The tempest has fallen upon your house, and the winds howl fiercely at your door. Yet hear this: the hand that sends the storm holds the helm, and he who permits the billows to roll can say to them, "Peace, be still." Your husband's grief has grown bitter, and he drinks the gall of self-accusation; your daughter, like a tender vine, bends low under the same shadow. But God sees the breaking heart and the contrite spirit, and he does not despise them.
Think not that your present trouble is proof of his anger. Bildad and his companions thought so of Job, but they knew nothing of the secret purposes of the Lord. Even Job himself, a man of whom the Most High said "there is none like him in the earth," was brought to sit among the ashes, scraping his sores with a potsherd. Yet what was the Lord's design? To reveal Job to himself, to strip away every prop of self-righteousness, and then to give him double for all his loss. "You shall forget your misery, and remember it as waters that pass away." The sharpness of the present pain blinds the eye to the future joy, but the promise stands sure for those who are in Christ: the morning comes after the weeping of the night.
Your husband is in the place where the Almighty vexes the soul, but mark this: if the Almighty has troubled, the Almighty alone can comfort. There is no wound so deep that the Balm of Gilead cannot heal it. All the laws of nature, all the schemes of men, are but the skirts of his robe; the force behind them is divine. His loss came not by chance but by appointment, and the same appointment will bring restoration in its season. Let him not charge himself foolishly where God has not charged him. Job stood upon his integrity because he was a man of uprightness, yet even he had to learn to lay his hand upon his mouth. We are wrong when we judge the Lord by feeble sense; he is right even when his ways are darkest.

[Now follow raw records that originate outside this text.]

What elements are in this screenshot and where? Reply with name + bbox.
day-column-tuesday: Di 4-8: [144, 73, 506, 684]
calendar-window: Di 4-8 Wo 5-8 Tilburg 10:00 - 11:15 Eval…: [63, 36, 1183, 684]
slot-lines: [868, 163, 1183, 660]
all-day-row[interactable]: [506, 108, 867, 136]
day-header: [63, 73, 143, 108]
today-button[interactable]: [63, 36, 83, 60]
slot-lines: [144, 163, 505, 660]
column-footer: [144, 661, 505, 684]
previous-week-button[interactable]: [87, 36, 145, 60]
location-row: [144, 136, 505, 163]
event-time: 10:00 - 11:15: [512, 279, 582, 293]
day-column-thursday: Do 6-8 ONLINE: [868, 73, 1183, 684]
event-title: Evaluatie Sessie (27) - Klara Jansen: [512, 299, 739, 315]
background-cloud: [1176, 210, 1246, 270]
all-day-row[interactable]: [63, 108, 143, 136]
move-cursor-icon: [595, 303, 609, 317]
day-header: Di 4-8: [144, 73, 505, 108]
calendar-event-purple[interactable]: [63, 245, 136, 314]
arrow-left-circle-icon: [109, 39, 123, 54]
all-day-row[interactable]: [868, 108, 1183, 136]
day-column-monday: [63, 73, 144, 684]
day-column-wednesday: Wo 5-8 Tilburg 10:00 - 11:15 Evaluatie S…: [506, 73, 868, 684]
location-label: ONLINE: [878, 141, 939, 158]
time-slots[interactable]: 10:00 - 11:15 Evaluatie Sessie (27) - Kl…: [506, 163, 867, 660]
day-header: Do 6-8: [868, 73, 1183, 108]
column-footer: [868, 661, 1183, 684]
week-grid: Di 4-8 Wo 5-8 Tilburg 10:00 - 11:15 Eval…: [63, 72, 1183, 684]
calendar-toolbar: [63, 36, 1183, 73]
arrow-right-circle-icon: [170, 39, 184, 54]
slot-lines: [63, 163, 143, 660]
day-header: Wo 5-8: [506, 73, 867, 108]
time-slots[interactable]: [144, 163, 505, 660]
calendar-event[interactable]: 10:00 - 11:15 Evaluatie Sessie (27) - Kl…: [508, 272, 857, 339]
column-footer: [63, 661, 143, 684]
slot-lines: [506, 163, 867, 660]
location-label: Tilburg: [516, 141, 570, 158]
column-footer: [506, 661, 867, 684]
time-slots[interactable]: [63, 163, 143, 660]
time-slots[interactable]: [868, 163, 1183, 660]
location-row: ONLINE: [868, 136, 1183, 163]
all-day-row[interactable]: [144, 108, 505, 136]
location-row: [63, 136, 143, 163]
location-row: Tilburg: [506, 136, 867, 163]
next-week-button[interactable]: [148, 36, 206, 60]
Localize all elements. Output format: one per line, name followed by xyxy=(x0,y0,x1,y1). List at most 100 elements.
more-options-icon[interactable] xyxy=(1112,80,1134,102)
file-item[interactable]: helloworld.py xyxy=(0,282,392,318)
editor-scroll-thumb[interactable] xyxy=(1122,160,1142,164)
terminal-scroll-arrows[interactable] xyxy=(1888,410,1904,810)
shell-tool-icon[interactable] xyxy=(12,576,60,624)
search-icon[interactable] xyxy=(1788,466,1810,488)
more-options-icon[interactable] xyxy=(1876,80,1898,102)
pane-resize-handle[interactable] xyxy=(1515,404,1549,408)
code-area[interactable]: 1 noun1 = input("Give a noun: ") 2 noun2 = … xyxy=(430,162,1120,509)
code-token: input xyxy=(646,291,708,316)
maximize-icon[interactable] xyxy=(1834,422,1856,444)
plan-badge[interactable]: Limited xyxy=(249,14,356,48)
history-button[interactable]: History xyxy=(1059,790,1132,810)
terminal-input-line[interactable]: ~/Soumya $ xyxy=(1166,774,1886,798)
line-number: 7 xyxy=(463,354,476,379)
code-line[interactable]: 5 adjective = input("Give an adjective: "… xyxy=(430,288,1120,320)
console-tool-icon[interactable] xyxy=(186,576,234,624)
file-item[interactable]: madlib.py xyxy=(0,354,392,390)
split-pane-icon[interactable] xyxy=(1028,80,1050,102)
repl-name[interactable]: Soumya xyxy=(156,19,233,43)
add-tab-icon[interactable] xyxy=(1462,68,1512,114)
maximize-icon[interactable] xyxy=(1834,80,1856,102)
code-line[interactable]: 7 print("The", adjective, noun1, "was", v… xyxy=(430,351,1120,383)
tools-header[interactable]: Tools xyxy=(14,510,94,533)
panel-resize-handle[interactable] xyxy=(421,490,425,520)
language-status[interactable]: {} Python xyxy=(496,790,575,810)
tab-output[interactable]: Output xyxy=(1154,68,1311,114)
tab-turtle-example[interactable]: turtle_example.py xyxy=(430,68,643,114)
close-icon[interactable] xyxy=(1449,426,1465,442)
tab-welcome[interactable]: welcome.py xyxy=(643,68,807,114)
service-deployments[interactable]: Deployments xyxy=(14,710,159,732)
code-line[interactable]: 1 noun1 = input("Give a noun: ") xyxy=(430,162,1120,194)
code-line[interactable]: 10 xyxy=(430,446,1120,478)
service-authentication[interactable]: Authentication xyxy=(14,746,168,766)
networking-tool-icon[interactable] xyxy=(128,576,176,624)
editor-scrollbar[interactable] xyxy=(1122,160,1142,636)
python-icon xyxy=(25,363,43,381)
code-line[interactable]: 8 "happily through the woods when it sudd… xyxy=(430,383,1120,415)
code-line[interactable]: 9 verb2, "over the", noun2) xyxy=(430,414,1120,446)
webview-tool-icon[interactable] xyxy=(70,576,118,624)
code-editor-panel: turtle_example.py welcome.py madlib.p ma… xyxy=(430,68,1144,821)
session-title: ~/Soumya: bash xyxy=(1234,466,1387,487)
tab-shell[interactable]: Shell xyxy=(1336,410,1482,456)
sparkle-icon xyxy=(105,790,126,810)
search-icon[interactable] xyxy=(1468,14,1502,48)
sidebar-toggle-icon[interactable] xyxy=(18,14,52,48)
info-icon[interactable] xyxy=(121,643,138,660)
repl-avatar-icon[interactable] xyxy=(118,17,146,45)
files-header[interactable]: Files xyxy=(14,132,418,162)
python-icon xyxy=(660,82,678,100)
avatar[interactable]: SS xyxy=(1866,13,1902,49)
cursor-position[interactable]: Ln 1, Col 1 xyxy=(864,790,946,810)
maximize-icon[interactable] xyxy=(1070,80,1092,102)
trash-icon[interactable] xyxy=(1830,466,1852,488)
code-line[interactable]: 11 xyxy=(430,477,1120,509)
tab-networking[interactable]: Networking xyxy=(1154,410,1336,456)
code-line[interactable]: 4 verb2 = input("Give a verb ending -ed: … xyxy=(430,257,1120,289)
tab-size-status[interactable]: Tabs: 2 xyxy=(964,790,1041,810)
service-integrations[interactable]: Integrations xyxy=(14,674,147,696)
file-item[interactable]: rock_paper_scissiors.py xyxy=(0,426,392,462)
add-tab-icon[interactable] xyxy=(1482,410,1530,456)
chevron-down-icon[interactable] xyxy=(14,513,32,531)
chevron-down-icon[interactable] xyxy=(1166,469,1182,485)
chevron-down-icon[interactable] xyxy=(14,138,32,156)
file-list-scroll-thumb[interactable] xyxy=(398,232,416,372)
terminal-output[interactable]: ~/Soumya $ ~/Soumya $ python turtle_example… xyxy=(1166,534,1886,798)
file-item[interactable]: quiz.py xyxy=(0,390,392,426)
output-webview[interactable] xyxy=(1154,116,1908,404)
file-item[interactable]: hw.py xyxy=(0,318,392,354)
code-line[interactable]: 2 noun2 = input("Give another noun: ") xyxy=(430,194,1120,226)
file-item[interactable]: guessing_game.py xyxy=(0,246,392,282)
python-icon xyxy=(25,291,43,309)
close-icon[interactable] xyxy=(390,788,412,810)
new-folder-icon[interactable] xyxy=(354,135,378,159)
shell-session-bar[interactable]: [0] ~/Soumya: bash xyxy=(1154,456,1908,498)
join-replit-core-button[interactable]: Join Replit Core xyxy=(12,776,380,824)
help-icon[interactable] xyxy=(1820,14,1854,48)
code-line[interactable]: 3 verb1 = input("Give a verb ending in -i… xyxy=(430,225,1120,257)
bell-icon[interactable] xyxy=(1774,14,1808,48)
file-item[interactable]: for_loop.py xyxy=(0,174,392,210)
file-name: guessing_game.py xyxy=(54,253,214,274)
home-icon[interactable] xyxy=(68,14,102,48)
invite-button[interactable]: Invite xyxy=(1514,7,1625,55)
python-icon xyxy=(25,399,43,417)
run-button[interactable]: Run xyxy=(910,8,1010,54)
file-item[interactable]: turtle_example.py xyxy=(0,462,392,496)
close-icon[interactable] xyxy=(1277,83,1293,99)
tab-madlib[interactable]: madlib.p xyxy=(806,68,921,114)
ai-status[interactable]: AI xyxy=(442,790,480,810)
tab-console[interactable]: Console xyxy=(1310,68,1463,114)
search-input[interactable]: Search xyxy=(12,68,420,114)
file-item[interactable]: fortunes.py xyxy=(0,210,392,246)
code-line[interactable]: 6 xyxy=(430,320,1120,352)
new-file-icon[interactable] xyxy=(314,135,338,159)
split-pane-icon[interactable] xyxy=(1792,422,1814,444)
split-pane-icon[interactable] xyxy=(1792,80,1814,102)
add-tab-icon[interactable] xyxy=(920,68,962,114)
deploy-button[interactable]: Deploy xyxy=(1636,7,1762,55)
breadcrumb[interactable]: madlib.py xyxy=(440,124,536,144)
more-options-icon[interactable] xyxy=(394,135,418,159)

Your pleading for guidance in speech and act is right, it is the cry of a soul that knows its own emptiness. But know this: the comfort you long to give them will not flow from your own eloquence or wisdom. It comes from a quickened soul. "This is my comfort in my affliction, for thy word hath quickened me." The letter of the word, the well-meant counsel, these are dry bones. But when the Spirit himself takes the promise and makes it life within you, then you become a wellspring for others. Pray not merely for words to speak, but for such a vital, inward revival that your very presence in that house is as a hearth-fire on a cold night.
Do you ask how to speak? Speak of the Shepherd who leads through the wilderness to bring his flock to better pasture. Tell them, tell yourself, that the anchor holds, though the ship creaks in the gale. I have felt the cable run out in the dark, and my heart has quaked; but when I knew the anchor had gripped the solid ground, I understood my safety. Christ is that anchor, and he has entered within the veil. He knows the pang of a sorrowful spirit, for he was acquainted with grief. "O thou of little faith, wherefore didst thou doubt?"
Comfort alone is not enough, for our hearts are prone to turn ease into idleness. God sends comfort and constancy together, that we may be established in every good word and work. Let your husband and daughter not be swallowed up in brooding; lift their eyes to some small duty this very day. The hand that is idle grows cold; the heart that serves another, even in a little thing, finds a strange warmth stealing back into it. Your own calling now is to be a Ruth to Naomi, to cleave to them and point, by every quiet devotion, to the God who has not forsaken the habitation of his righteousness.
Though your latter end seems far off, it is not. The Lord will yet make the habitation of righteousness prosperous. At the beginning the work is small, like the etchings on a plate, but the Divine Engraver will cut the lines deeper and spread the design further than you now dream. The very desires you feel for holiness, the faint stirrings of trust amid the storm, these are the pledge of increase. Wait on him; he has not forgotten to be gracious. His ears are open to your desperate cry, and his heart is tender toward those who tremble at his word. The Almighty has vexed your house, but he will also restore it, and you shall remember this anguish only as a dark backdrop to a dawn of double blessing.